Last night's camp was another cracker. Fantastically peaceful with only the sound of unsleeping geese and wildfowl to accompany us. Sunrise was spectacular and the pic simply doesn't do it justice.
 
The reserve really is amazing and a couple of hours spent walking about this morning resulted in a full visual on a Cetti's warbler, coypu so close I could literally hear them munching, roe deer, and literally thousands of waders, wildfowl and geese. Notables included pintails, ruff and spoonbills.

We also encountered a few spectacular raptor sightings. We saw peregrines tearing through the reserve scattering everything in their wake, an airborne kestrel / buzzard duel and corvids pirating a marsh harrier's prey.
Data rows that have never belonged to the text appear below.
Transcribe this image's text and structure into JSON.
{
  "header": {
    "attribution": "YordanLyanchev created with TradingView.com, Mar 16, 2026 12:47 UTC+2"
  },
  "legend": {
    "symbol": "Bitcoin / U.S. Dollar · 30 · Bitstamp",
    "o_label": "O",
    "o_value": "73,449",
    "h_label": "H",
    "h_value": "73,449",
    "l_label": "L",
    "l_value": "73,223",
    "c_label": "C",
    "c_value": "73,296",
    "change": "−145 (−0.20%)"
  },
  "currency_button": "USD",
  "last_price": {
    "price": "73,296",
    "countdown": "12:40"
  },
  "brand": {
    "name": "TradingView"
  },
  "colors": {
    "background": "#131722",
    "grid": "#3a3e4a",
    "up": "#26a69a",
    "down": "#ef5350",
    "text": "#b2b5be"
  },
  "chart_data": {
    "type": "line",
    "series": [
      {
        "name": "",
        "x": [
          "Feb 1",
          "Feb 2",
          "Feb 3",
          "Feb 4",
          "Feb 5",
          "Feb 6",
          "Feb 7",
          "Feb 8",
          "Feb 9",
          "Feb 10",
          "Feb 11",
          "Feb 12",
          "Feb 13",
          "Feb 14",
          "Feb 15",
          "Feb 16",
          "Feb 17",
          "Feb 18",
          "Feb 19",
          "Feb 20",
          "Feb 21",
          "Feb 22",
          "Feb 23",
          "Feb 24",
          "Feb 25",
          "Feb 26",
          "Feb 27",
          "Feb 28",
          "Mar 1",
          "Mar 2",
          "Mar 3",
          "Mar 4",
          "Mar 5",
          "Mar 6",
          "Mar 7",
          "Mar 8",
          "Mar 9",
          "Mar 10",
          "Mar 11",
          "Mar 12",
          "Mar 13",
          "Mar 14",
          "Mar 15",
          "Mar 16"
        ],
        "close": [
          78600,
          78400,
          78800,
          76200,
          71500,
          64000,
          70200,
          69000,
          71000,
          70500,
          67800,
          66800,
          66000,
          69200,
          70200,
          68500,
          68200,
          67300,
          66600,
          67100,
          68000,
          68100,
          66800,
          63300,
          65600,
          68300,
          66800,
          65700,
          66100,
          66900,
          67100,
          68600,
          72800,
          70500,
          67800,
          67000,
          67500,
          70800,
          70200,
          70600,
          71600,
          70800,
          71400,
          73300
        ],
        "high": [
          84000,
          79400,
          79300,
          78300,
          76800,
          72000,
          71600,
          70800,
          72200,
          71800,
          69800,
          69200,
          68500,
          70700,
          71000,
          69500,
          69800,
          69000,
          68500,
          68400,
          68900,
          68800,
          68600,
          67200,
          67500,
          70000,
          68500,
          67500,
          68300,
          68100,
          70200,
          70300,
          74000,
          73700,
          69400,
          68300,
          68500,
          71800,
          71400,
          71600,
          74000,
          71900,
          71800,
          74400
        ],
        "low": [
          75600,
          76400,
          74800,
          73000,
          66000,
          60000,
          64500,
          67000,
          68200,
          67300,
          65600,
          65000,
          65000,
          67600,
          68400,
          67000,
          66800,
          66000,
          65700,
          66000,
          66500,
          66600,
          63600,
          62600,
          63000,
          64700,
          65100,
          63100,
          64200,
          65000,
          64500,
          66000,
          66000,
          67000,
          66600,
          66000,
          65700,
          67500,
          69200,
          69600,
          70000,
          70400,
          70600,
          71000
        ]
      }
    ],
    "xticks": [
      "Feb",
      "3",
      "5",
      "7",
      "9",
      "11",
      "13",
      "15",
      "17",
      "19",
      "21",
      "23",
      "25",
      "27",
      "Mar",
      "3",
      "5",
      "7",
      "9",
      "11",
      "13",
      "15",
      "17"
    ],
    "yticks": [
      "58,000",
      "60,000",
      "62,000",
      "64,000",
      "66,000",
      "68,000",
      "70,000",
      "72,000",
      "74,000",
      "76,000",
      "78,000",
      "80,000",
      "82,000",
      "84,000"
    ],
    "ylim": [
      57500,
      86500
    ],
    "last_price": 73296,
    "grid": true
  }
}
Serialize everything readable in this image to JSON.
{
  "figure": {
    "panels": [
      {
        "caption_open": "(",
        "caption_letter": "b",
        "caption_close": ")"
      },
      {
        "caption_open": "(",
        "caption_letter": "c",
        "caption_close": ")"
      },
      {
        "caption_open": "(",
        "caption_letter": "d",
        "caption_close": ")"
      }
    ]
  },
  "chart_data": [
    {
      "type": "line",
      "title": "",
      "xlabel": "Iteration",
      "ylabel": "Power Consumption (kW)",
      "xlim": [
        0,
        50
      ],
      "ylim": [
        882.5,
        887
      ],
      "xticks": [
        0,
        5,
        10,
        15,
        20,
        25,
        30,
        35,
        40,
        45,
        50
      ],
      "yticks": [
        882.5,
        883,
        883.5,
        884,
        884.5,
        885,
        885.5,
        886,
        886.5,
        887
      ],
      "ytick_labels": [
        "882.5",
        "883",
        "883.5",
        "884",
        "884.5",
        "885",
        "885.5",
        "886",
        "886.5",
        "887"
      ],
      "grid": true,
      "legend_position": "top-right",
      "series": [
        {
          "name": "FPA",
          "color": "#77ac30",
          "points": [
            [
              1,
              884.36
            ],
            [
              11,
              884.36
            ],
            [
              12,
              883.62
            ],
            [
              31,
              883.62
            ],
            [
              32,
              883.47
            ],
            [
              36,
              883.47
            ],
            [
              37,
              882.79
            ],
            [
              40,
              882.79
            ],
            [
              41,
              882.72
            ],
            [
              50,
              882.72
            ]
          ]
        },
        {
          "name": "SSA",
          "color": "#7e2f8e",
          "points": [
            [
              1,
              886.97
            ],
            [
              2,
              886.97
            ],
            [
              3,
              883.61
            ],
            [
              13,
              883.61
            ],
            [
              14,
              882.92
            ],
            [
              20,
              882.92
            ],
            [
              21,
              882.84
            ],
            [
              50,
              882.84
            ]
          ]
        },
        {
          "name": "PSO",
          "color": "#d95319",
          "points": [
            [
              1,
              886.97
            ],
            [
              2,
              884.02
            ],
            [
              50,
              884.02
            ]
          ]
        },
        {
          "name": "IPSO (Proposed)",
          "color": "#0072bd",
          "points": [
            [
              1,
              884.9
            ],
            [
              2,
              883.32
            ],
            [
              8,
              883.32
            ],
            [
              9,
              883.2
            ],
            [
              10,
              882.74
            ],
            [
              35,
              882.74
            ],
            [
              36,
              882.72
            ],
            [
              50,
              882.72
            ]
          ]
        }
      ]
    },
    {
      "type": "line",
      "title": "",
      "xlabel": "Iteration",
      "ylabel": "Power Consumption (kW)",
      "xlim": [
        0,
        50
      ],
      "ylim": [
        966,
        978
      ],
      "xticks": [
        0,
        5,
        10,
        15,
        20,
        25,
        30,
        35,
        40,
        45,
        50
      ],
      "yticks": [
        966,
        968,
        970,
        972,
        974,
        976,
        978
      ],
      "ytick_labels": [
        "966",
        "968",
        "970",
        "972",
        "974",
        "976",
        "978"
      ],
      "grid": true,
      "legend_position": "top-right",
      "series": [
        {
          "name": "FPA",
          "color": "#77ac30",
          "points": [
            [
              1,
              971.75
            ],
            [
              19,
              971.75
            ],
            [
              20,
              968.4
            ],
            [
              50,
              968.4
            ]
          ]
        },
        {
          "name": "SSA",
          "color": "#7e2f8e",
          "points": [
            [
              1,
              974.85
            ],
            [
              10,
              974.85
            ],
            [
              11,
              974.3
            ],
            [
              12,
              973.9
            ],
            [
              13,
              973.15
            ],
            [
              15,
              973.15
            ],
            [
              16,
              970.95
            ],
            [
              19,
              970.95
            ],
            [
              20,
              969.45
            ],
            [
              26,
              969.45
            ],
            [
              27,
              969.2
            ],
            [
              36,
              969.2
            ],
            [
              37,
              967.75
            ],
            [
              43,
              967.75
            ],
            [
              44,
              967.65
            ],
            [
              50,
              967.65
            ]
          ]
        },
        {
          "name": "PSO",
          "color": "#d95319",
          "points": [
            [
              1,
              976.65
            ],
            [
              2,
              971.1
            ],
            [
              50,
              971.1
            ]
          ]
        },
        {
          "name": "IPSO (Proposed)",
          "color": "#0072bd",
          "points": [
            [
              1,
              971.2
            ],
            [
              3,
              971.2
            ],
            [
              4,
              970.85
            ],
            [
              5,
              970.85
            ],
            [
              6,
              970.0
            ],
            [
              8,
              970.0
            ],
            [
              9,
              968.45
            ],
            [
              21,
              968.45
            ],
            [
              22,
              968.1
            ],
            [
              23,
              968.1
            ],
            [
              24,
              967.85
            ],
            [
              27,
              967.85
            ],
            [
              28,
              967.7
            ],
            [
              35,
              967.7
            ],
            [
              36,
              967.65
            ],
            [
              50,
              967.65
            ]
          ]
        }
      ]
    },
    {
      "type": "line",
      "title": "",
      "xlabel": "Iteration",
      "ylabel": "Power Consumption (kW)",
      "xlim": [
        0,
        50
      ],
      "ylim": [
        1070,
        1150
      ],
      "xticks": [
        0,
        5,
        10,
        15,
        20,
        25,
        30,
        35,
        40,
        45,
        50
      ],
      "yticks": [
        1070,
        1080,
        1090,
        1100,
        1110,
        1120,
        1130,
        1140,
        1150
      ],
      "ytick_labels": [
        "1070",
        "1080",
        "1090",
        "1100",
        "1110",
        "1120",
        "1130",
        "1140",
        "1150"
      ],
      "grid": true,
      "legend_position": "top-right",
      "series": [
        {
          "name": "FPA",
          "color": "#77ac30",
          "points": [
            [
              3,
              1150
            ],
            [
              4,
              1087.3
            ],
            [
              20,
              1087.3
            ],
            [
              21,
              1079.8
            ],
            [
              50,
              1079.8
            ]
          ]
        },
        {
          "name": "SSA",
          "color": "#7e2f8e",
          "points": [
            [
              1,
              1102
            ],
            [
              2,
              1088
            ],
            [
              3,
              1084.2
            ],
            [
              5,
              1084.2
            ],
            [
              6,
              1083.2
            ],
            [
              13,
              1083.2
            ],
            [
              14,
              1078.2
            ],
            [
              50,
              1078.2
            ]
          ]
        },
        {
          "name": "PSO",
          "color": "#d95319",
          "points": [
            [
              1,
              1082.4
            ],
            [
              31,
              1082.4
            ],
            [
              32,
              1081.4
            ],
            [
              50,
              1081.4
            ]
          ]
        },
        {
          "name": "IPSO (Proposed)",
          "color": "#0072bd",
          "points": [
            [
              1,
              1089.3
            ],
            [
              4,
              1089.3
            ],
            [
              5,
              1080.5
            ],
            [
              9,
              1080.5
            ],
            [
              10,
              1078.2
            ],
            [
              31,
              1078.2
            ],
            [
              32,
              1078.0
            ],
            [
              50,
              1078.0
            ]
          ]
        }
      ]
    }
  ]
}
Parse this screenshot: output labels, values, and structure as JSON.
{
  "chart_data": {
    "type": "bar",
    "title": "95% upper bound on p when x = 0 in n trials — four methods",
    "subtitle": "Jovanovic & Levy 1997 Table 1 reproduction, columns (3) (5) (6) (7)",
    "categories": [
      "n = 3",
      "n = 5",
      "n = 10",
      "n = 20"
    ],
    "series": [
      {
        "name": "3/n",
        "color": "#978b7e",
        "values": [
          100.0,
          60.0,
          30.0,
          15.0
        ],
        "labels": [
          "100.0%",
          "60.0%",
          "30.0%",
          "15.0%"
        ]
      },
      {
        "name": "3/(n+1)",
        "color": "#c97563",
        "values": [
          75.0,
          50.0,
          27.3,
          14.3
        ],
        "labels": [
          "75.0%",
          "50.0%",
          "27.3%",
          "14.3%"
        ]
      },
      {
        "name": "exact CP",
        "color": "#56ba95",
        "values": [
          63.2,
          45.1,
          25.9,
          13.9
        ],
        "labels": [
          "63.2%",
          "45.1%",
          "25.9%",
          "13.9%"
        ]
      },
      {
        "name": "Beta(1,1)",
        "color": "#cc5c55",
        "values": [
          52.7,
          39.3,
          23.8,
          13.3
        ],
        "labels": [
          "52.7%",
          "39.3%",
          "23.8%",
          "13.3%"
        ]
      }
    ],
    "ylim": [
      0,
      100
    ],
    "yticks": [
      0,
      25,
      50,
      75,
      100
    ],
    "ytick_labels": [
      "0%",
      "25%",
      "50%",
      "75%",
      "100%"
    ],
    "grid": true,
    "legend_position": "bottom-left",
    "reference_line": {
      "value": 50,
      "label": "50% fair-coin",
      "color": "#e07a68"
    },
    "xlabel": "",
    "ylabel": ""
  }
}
There wasn't much Christmas spirit evident; in spite of the entire area being festooned in natural mistletoe.

After leaving, we bumbled only a few km north and had lunch near the D-Day Utah Beach musuem. The museum itself was closed but there are loads of real-life exhibits and memorials along this stretch of coastline. Some casual sea-watching from here pleasingly threw up a good number of dolphin sightings and diving gannets making the most of the dolphins' corralling efforts.
 
I managed a run from here while Emma continued to relax and recuperate. Thankfully she's improving all the time so we've decided to carry on bumbling - albeit in a much-curtailed fashion; staying close to French ferry ports just in case the truck's oil leak worsens dramatically.
 
From the extended lunch stop we headed up the Cherbourg peninsula to the coordinates shown (kipping here). It was all a bit of a random decision to head here but it appealed to me to look out across the sea to Alderney from where - only a few short months ago - I'd looked out across the sea to the Cherbourg peninsula. Alderney looks well and I can even make out some of the landmarks I visited on the push bike.
 
The coastline where we are is very different to that of the east of the peninsula, it's much more rugged and windswept. Birds aren't as prevalent but in a casual hour on the foreshore I saw redshank, little grebe*, turnstones, ringed plover, dunlin, little egret, grey heron, cormorant, numerous gull species, stonechat and meadow pipit.
 
Altogether a grand Christmas day.

Sent from my Nexus 4
 
*[Edited post trip] I was never quite happy with this ID as the grebes struck me as being slightly unusual but they were distant, the light was bad and I didn't have my good optics with me. Later research revealed they were almost certainly Slavonian grebes.